||Volume 22, Number 5, March 2010
Your teacher’s pension after the consultation
By Rob Taylor
The BCTF pension consultation meetings wrapped up when the online survey closed at midnight on Friday, December 4, 2009.
Pension committee members and BCTF staff led meetings with pension plan members in every local in the province to discuss the Inflation Adjustment Account (IAA) and the ability to index pensions into the future. Seventy-nine meetings were held with over 5,000 teachers, principals, district administrators, and retirees attending. The meetings provided presenters with a great deal of feedback.
The online survey had a total of 8,207 respondents with representation from all members of the plan and all local associations. 55% of the respondents were active teachers and 45% were retirees. Not surprisingly, perhaps, the two-thirds of active teachers responding were over 45 years of age and one-third of active teachers were under 45. This is likely due to the teachers’ distance from retirement age. As one respondent stated, “Your pension suddenly becomes much more important to you when you’re about to retire!”
The survey results took two forms, quantitative and qualitative data. The quantitative data (the numbers) showed strong support for maintaining full indexing, with 88% of the respondents expressing that desire. They also indicated strongly (75.6%) that they were willing to match employer contributions with contributions of their own in order to achieve full indexing.
Given other indexing options, if full indexing was not achievable, teachers were in favour of sustainable but limited indexing. If there were to be changes to the way that pensions are currently indexed, those surveyed gave a higher degree of approval (60.7%) to sustainable indexing and somewhat less (50.2%) to indexing beginning at age 60.
There was very little desire to limit indexing to avoid a contribution increase. Teachers were clear that they are willing to contribute more to provide stability in spending power.

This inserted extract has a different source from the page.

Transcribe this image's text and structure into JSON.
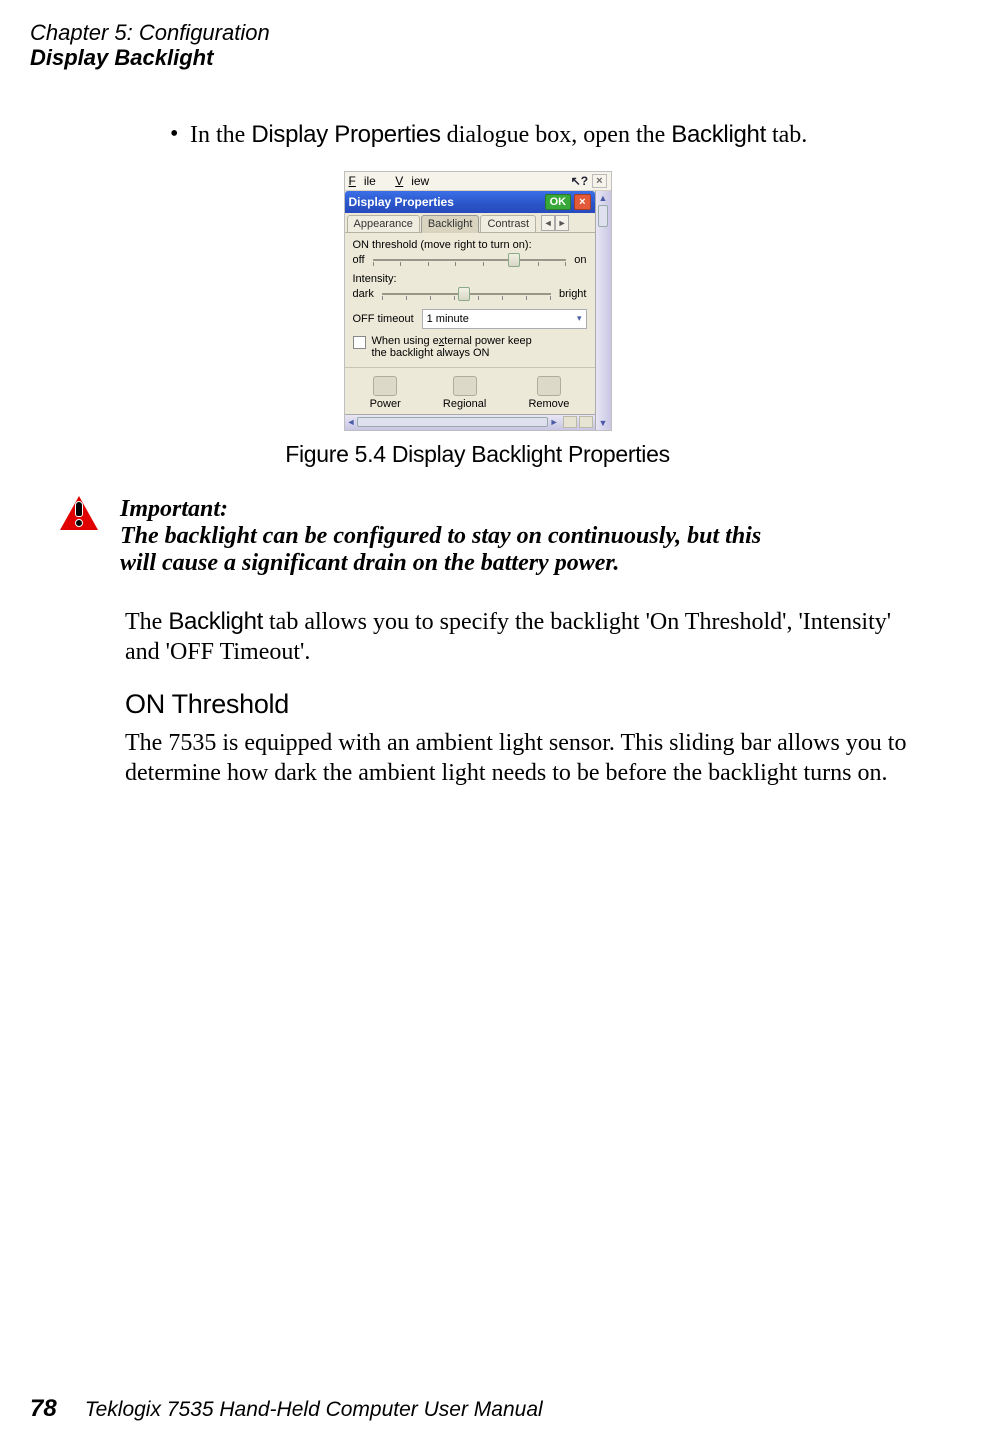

Survey respondents showed strong support (67%) for maintaining the subsidy currently provided for the extended health benefit, if possible. But, also indicated support for a combination of sustainable indexing, no subsidy for benefits, and slight increase in contributions.
The qualitative data (written comments) represented a significant amount of information, with comments filling over 300 pages of text. As well, the BCTF received over 100 letters and more than 300 e-mails expressing concerns and opinions. The research department team coded the written comments and found that they expressed strong emotions, as well as some fear and apprehension about the situation.
Many respondents reflected on previous strikes and actions which took place to preserve or improve pensions for the benefit of all members. They expressed the hope that active teachers would not “abandon their retired colleagues,” but continue to work to maintain a financially sound pension plan. Others expressed fear of slipping into poverty or being unable to access healthcare.
The general tone from retirees was one of anxiety. The anxiety is caused by future uncertainty. Many respondents expressed their thanks for being included in the process.
The BCTF Executive Committee will be bringing forward recommendations to the BCTF Annual General Meeting in March. These recommendations are meant to give the Trustees of the Teachers’ Pension Plan feedback with regard to inflation protection, so that the decisions they make are tempered by that information.
The Executive Committee recommendations will come out in a supplementary report to the Annual General Meeting immediately following their February meeting.